20世紀初頭、有識者たちの社交の場として出発したシンクタンクは、第2次世界大戦以後、政府政策にアドバイスを出し始め、影響力を拡大した。1970年代からは、保守・進歩など政策性向と一致する政党のため政策を提示し、政府高官を輩出するなど政策主導機関として浮上した。
保守性向のヘリテージ財団の場合、ロナルド・レーガン元大統領時代、共和党政府に提出した報告書の70%程度が実際の政策に採択されたほど、莫大な影響を及ぼした。

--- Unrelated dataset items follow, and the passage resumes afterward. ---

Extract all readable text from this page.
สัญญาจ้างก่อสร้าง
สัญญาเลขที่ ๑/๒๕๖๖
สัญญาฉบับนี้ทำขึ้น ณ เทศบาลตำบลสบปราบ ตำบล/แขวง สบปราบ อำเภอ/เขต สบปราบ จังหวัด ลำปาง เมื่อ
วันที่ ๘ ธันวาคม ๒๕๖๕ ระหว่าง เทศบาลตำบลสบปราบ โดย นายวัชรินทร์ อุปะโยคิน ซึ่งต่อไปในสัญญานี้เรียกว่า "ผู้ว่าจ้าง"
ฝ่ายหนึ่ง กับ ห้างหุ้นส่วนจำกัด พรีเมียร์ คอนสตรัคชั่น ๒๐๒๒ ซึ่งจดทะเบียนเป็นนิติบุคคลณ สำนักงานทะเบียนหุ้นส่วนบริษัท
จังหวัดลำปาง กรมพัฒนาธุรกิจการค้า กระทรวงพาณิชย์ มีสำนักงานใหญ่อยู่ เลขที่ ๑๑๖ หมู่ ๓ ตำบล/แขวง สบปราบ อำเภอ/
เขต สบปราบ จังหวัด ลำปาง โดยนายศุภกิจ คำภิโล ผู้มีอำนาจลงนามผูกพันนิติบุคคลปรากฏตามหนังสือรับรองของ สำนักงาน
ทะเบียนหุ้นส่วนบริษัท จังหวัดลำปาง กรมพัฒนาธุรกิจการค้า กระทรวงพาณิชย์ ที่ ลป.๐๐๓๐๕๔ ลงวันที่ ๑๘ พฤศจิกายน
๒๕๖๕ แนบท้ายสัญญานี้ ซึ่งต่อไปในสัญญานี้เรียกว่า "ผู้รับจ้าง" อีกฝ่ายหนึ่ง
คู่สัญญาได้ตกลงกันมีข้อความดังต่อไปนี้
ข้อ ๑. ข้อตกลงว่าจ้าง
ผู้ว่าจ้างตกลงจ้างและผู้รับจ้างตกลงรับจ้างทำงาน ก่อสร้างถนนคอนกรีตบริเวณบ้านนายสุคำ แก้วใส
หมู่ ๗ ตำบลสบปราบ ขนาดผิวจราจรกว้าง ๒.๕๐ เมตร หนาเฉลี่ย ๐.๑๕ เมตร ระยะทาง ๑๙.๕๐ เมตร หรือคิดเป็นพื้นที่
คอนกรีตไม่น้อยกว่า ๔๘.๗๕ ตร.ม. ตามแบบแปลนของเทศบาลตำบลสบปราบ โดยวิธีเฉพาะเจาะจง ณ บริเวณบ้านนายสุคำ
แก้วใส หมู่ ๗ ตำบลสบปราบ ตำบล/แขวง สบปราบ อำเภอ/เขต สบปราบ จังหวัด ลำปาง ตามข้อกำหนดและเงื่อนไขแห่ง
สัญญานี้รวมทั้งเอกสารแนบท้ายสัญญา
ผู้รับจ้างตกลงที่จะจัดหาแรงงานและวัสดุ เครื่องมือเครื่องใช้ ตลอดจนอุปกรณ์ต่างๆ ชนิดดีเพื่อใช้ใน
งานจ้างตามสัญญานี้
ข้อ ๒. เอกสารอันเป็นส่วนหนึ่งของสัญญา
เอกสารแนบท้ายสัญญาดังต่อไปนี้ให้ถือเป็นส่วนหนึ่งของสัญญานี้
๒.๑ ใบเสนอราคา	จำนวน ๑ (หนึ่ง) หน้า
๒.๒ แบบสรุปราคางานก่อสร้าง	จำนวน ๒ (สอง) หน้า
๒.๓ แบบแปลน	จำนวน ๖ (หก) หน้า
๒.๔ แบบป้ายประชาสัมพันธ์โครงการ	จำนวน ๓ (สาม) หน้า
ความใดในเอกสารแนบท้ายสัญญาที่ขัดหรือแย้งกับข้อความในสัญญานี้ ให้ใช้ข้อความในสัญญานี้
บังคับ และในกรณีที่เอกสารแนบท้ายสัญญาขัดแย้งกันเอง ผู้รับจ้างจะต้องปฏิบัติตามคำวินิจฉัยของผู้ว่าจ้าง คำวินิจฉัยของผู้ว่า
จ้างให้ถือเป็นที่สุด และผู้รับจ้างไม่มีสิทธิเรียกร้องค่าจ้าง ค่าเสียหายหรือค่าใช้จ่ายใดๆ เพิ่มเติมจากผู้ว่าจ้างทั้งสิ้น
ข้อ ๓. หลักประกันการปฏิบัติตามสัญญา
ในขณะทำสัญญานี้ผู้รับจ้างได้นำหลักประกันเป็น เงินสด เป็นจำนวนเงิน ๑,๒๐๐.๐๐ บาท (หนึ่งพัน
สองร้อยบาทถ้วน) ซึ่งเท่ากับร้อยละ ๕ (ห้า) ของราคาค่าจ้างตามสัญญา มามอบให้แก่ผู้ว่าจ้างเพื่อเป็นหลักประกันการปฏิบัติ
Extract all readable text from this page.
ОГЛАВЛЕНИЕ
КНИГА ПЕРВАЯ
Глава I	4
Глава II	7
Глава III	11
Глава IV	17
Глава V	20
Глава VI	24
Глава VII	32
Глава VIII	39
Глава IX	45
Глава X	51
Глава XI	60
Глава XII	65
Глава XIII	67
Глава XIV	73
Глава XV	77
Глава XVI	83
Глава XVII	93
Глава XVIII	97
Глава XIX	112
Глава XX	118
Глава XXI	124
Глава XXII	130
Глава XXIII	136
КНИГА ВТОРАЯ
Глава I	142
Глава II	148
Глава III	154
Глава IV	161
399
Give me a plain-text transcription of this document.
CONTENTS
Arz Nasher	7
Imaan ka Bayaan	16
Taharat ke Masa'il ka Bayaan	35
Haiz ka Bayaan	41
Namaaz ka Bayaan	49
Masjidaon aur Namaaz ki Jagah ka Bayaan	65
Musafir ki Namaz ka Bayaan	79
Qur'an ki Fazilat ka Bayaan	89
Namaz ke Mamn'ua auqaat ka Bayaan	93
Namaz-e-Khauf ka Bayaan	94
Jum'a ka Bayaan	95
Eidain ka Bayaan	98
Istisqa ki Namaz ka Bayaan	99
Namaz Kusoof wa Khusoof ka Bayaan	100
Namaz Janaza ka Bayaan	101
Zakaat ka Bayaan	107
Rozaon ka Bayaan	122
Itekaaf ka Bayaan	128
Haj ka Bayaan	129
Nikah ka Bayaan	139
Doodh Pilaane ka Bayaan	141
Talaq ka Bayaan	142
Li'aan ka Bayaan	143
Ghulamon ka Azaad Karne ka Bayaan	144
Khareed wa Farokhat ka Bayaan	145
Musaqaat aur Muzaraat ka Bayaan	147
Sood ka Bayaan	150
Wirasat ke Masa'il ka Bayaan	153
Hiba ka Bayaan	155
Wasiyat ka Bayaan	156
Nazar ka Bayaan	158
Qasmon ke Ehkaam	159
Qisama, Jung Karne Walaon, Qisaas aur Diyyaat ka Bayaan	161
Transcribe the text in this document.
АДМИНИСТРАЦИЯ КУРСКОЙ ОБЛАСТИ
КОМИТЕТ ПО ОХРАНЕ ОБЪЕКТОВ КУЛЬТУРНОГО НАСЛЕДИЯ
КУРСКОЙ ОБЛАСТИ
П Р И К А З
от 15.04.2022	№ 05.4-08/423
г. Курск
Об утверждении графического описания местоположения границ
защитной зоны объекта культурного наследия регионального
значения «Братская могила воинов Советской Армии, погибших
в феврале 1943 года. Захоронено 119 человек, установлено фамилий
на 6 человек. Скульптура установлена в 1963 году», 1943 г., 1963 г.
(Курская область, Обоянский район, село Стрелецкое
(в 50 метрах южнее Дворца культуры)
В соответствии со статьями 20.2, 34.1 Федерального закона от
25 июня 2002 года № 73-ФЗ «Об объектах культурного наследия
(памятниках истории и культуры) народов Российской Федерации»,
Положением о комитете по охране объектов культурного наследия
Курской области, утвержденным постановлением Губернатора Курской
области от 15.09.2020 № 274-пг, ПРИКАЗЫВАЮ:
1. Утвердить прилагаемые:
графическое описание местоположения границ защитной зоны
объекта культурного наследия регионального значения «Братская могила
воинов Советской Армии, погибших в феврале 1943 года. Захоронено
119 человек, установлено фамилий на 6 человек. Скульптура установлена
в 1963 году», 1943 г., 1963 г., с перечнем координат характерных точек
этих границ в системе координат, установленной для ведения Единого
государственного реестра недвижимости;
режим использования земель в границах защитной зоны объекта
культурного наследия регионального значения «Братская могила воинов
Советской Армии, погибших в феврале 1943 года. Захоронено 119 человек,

ブッシュ政府のチェイニー副大統領、ボルトン国務次官などを輩出した米企業研究所(AEI)は、「ホワイトハウスの別館」とまで呼ばれている。
進歩性向のブルッキングス研究所は、クリントン政権下でタルボット国務副長官、スタインバーグ・ホワイトハウス国家安保会議(NSC)副補佐官を輩出するなど、民主党と深い関係を結んでいる。
2200万ドルの年間予算と200人あまりに達する研究員を擁しているCSISは、1970年代以後、キッシンジャー国務長官、ブレジンスキー大統領安保担当補佐官、シュレジンジャー国防長官、ブロック労動長官などを輩出した。
米国では、シンクタンク出身の要人が政府要職に就いてから、再びシンクタンクに戻る「たらい回し人事」が一般化している。これは、理論と現実を組み合わせることができ、政策のシナジーを高められるというメリットがある。
しかし、一方では、シンクタンクが特定企業や政派、利害団体の政策伝播に過度に偏っているという批判も出ている。